TBWA Worldwide’s annual 2018 insights report examines what the agency calls “pre-trends” rooted in evolving cultural shifts.
Convergence is the emerging theme uniting the predictions, says TBWA. Genetic technology will collide with activism, memes with currency, digital goods with fashion, creative direction with algorithms and cults will meet social media.
Among the Omnicom-owned agency’s top five pre-predictions, Insta-Cults is the agency’s most “out-there pre-trend,” says Sarah Rabia, global director of cultural strategy, TBWA. “We believe that next year, we may see the formation of a new kind of cult: one built around an influencer who manipulates social media, monopolizes attention and mobilizes their fans, a la Trump.”
Brands, therefore, must ask how they can leverage these cult Influencers and loyal fandoms to build a modern culture brand, she advises. “It wouldn’t take much for many mainstream celebs to tip the balance into cult leader, arguably we have some already,” Rabia says. Singer Lana Del Rey, for instance, asked her fans to join a mass occult ritual against Trump.
Gwyneth Paltrow’s Goop tried to sparked a community of wellness that has made some extreme followers ill with the eating disorder orthorexia.
As the physical and online worlds blur, TBWA believes what it calls “Vaporwear” will introduce computer-generated goods like lenses, filters and virtual designs created purely to be worn for social media.
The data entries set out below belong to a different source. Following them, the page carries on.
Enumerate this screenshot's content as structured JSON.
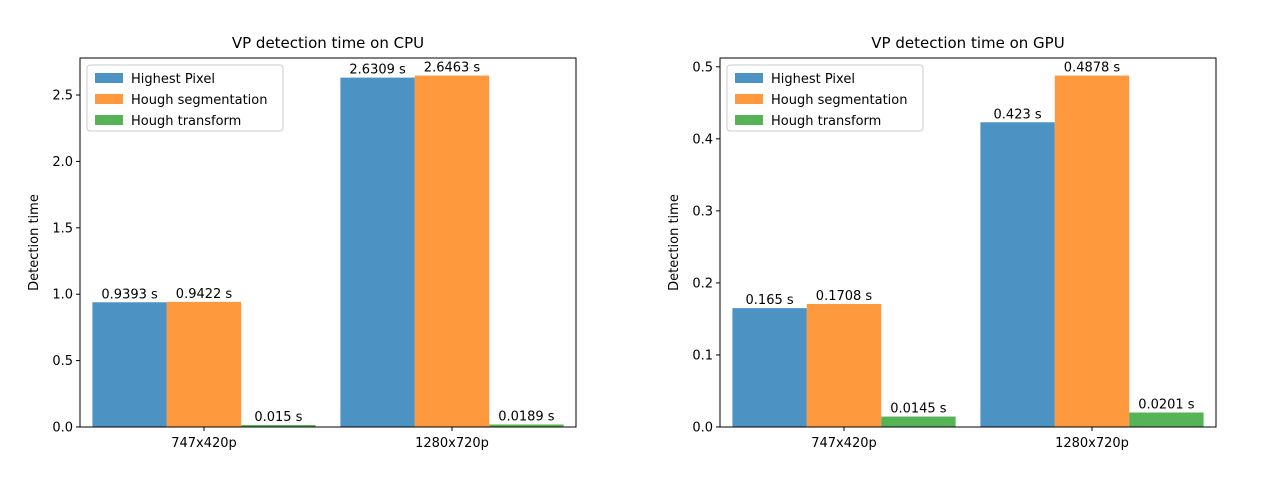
{
  "chart_data": [
    {
      "type": "bar",
      "title": "VP detection time on CPU",
      "xlabel": "",
      "ylabel": "Detection time",
      "categories": [
        "747x420p",
        "1280x720p"
      ],
      "series": [
        {
          "name": "Highest Pixel",
          "values": [
            0.9393,
            2.6309
          ],
          "labels": [
            "0.9393 s",
            "2.6309 s"
          ],
          "color": "#4c92c3"
        },
        {
          "name": "Hough segmentation",
          "values": [
            0.9422,
            2.6463
          ],
          "labels": [
            "0.9422 s",
            "2.6463 s"
          ],
          "color": "#ff993e"
        },
        {
          "name": "Hough transform",
          "values": [
            0.015,
            0.0189
          ],
          "labels": [
            "0.015 s",
            "0.0189 s"
          ],
          "color": "#56b356"
        }
      ],
      "ylim": [
        0,
        2.7786
      ],
      "yticks": [
        0.0,
        0.5,
        1.0,
        1.5,
        2.0,
        2.5
      ],
      "ytick_labels": [
        "0.0",
        "0.5",
        "1.0",
        "1.5",
        "2.0",
        "2.5"
      ],
      "legend": "top-left"
    },
    {
      "type": "bar",
      "title": "VP detection time on GPU",
      "xlabel": "",
      "ylabel": "Detection time",
      "categories": [
        "747x420p",
        "1280x720p"
      ],
      "series": [
        {
          "name": "Highest Pixel",
          "values": [
            0.165,
            0.423
          ],
          "labels": [
            "0.165 s",
            "0.423 s"
          ],
          "color": "#4c92c3"
        },
        {
          "name": "Hough segmentation",
          "values": [
            0.1708,
            0.4878
          ],
          "labels": [
            "0.1708 s",
            "0.4878 s"
          ],
          "color": "#ff993e"
        },
        {
          "name": "Hough transform",
          "values": [
            0.0145,
            0.0201
          ],
          "labels": [
            "0.0145 s",
            "0.0201 s"
          ],
          "color": "#56b356"
        }
      ],
      "ylim": [
        0,
        0.5122
      ],
      "yticks": [
        0.0,
        0.1,
        0.2,
        0.3,
        0.4,
        0.5
      ],
      "ytick_labels": [
        "0.0",
        "0.1",
        "0.2",
        "0.3",
        "0.4",
        "0.5"
      ],
      "legend": "top-left"
    }
  ]
}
Brands can engage with this trend by enabling audiences to buy in to these products without buying anything.
Another tech-driven trend will allow brands to decide whether their content will be made by humans or machines, possibly resulting in algorithm-penned songs, games, novels, and feature films.
With what TBWA calls Meme Money, Blockchain advancements will help advertisers and brands trace social media shares, likes and follows to a legitimate source for credit and remuneration.
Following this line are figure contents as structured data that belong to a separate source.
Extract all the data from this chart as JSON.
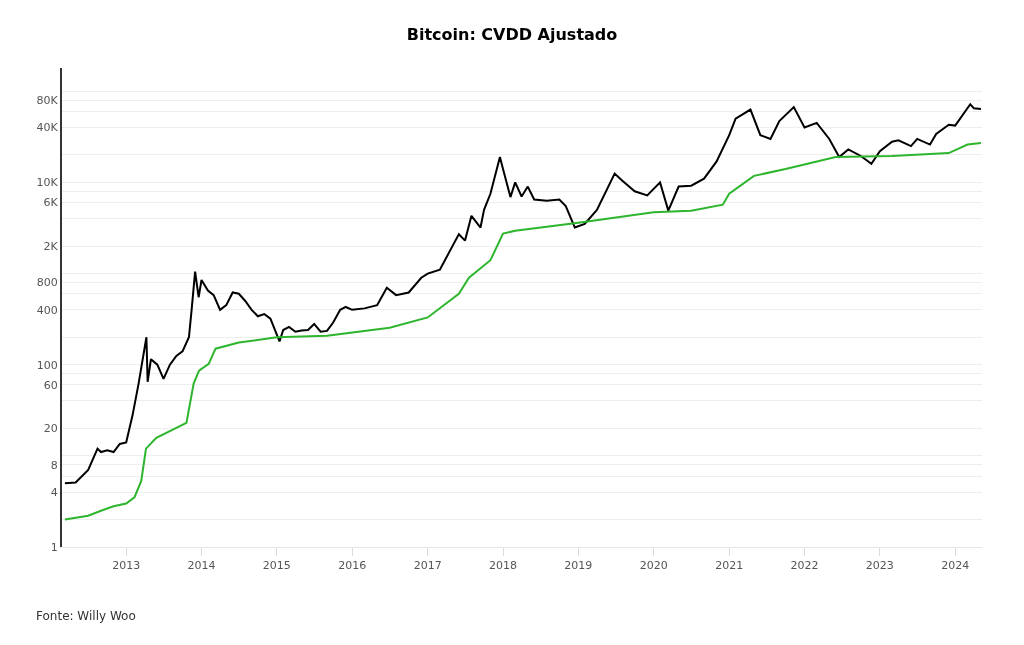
{
  "chart_data": {
    "type": "line",
    "title": "Bitcoin: CVDD Ajustado",
    "annotations": [
      "Fonte: Willy Woo"
    ],
    "xlim": [
      "2012-02-25",
      "2024-05-10"
    ],
    "xticks": [
      "2013",
      "2014",
      "2015",
      "2016",
      "2017",
      "2018",
      "2019",
      "2020",
      "2021",
      "2022",
      "2023",
      "2024"
    ],
    "ylim": [
      1,
      180000
    ],
    "log": true,
    "grid": "y",
    "marker": "none",
    "line_style": "solid",
    "yticks": [
      1,
      {
        "value": 2,
        "label": null
      },
      4,
      {
        "value": 6,
        "label": null
      },
      8,
      {
        "value": 10,
        "label": null
      },
      20,
      {
        "value": 40,
        "label": null
      },
      60,
      {
        "value": 80,
        "label": null
      },
      100,
      {
        "value": 200,
        "label": null
      },
      400,
      {
        "value": 600,
        "label": null
      },
      800,
      {
        "value": 1000,
        "label": null
      },
      {
        "value": 2000,
        "label": "2K"
      },
      {
        "value": 4000,
        "label": null
      },
      {
        "value": 6000,
        "label": "6K"
      },
      {
        "value": 8000,
        "label": null
      },
      {
        "value": 10000,
        "label": "10K"
      },
      {
        "value": 20000,
        "label": null
      },
      {
        "value": 40000,
        "label": "40K"
      },
      {
        "value": 60000,
        "label": null
      },
      {
        "value": 80000,
        "label": "80K"
      },
      {
        "value": 100000,
        "label": null
      }
    ],
    "series": [
      {
        "color": "#000000",
        "x": [
          "2012-03-10",
          "2012-05-01",
          "2012-07-01",
          "2012-08-15",
          "2012-09-01",
          "2012-10-01",
          "2012-11-01",
          "2012-12-01",
          "2013-01-01",
          "2013-02-01",
          "2013-03-01",
          "2013-04-09",
          "2013-04-15",
          "2013-05-01",
          "2013-06-01",
          "2013-07-01",
          "2013-08-01",
          "2013-09-01",
          "2013-10-01",
          "2013-11-01",
          "2013-11-15",
          "2013-12-01",
          "2013-12-18",
          "2014-01-01",
          "2014-02-01",
          "2014-03-01",
          "2014-04-01",
          "2014-05-01",
          "2014-06-01",
          "2014-07-01",
          "2014-08-01",
          "2014-09-01",
          "2014-10-01",
          "2014-11-01",
          "2014-12-01",
          "2015-01-14",
          "2015-02-01",
          "2015-03-01",
          "2015-04-01",
          "2015-05-01",
          "2015-06-01",
          "2015-07-01",
          "2015-08-01",
          "2015-09-01",
          "2015-10-01",
          "2015-11-04",
          "2015-12-01",
          "2016-01-01",
          "2016-03-01",
          "2016-05-01",
          "2016-06-17",
          "2016-08-01",
          "2016-10-01",
          "2016-12-01",
          "2017-01-01",
          "2017-03-01",
          "2017-05-01",
          "2017-06-01",
          "2017-07-01",
          "2017-08-01",
          "2017-09-14",
          "2017-10-01",
          "2017-11-01",
          "2017-12-17",
          "2018-01-01",
          "2018-02-06",
          "2018-03-01",
          "2018-04-01",
          "2018-05-01",
          "2018-06-01",
          "2018-08-01",
          "2018-10-01",
          "2018-11-01",
          "2018-12-15",
          "2019-02-01",
          "2019-04-01",
          "2019-06-26",
          "2019-08-01",
          "2019-10-01",
          "2019-12-01",
          "2020-02-01",
          "2020-03-12",
          "2020-05-01",
          "2020-07-01",
          "2020-09-01",
          "2020-11-01",
          "2021-01-01",
          "2021-02-01",
          "2021-04-14",
          "2021-06-01",
          "2021-07-20",
          "2021-09-01",
          "2021-11-10",
          "2022-01-01",
          "2022-03-01",
          "2022-05-01",
          "2022-06-18",
          "2022-08-01",
          "2022-10-01",
          "2022-11-21",
          "2023-01-01",
          "2023-03-01",
          "2023-04-01",
          "2023-06-01",
          "2023-07-01",
          "2023-09-01",
          "2023-10-01",
          "2023-12-01",
          "2024-01-01",
          "2024-03-14",
          "2024-04-01",
          "2024-05-05"
        ],
        "values": [
          5,
          5.1,
          7,
          12,
          11,
          11.5,
          11,
          13.5,
          14,
          28,
          60,
          200,
          65,
          115,
          100,
          70,
          100,
          125,
          140,
          200,
          420,
          1050,
          550,
          850,
          650,
          580,
          400,
          450,
          620,
          600,
          500,
          400,
          340,
          360,
          320,
          180,
          240,
          260,
          230,
          237,
          240,
          280,
          230,
          235,
          290,
          400,
          430,
          400,
          415,
          450,
          700,
          580,
          620,
          900,
          1000,
          1100,
          2000,
          2700,
          2300,
          4300,
          3200,
          5000,
          7500,
          19000,
          14000,
          6900,
          10000,
          7000,
          9000,
          6500,
          6300,
          6500,
          5500,
          3200,
          3500,
          5000,
          12500,
          10500,
          8000,
          7200,
          10000,
          4900,
          9000,
          9200,
          11000,
          17000,
          33000,
          50000,
          63000,
          33000,
          30000,
          47000,
          67000,
          40000,
          45000,
          30000,
          19000,
          23000,
          19500,
          16000,
          22000,
          28000,
          29000,
          25000,
          30000,
          26000,
          34000,
          43000,
          42000,
          72000,
          65000,
          64000
        ]
      },
      {
        "color": "#2db52d",
        "x": [
          "2012-03-10",
          "2012-07-01",
          "2012-09-01",
          "2012-11-01",
          "2013-01-01",
          "2013-02-10",
          "2013-03-15",
          "2013-04-07",
          "2013-05-27",
          "2013-10-20",
          "2013-11-24",
          "2013-12-20",
          "2014-02-05",
          "2014-03-10",
          "2014-07-01",
          "2015-01-01",
          "2015-09-01",
          "2016-07-01",
          "2017-01-01",
          "2017-06-01",
          "2017-07-20",
          "2017-11-01",
          "2018-01-01",
          "2018-03-01",
          "2019-01-01",
          "2020-01-01",
          "2020-07-01",
          "2020-12-01",
          "2021-01-01",
          "2021-05-01",
          "2021-10-01",
          "2022-06-01",
          "2023-03-01",
          "2023-12-01",
          "2024-03-01",
          "2024-05-05"
        ],
        "values": [
          2.0,
          2.2,
          2.5,
          2.8,
          3.0,
          3.5,
          5.3,
          12,
          15.8,
          23,
          62,
          86,
          102,
          150,
          175,
          200,
          208,
          255,
          330,
          600,
          900,
          1400,
          2750,
          2950,
          3600,
          4700,
          4900,
          5700,
          7500,
          11800,
          14000,
          19000,
          19500,
          21000,
          26000,
          27000
        ]
      }
    ]
  }
}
As DNA technology empowers people to predict and manage their healthcare, brands will need to ask: How far they will go with genetic technology, if at all?
This is the first year that TBWA’s cultural insight studio Backslash has published a trends report. The year-old start-up serves mostly as an internal cultural service, but plans call for expanding it over the coming months to do more public content and work with brands within and beyond TBWA. The unit’s team comprises journalists, strategists, TV and documentary makers.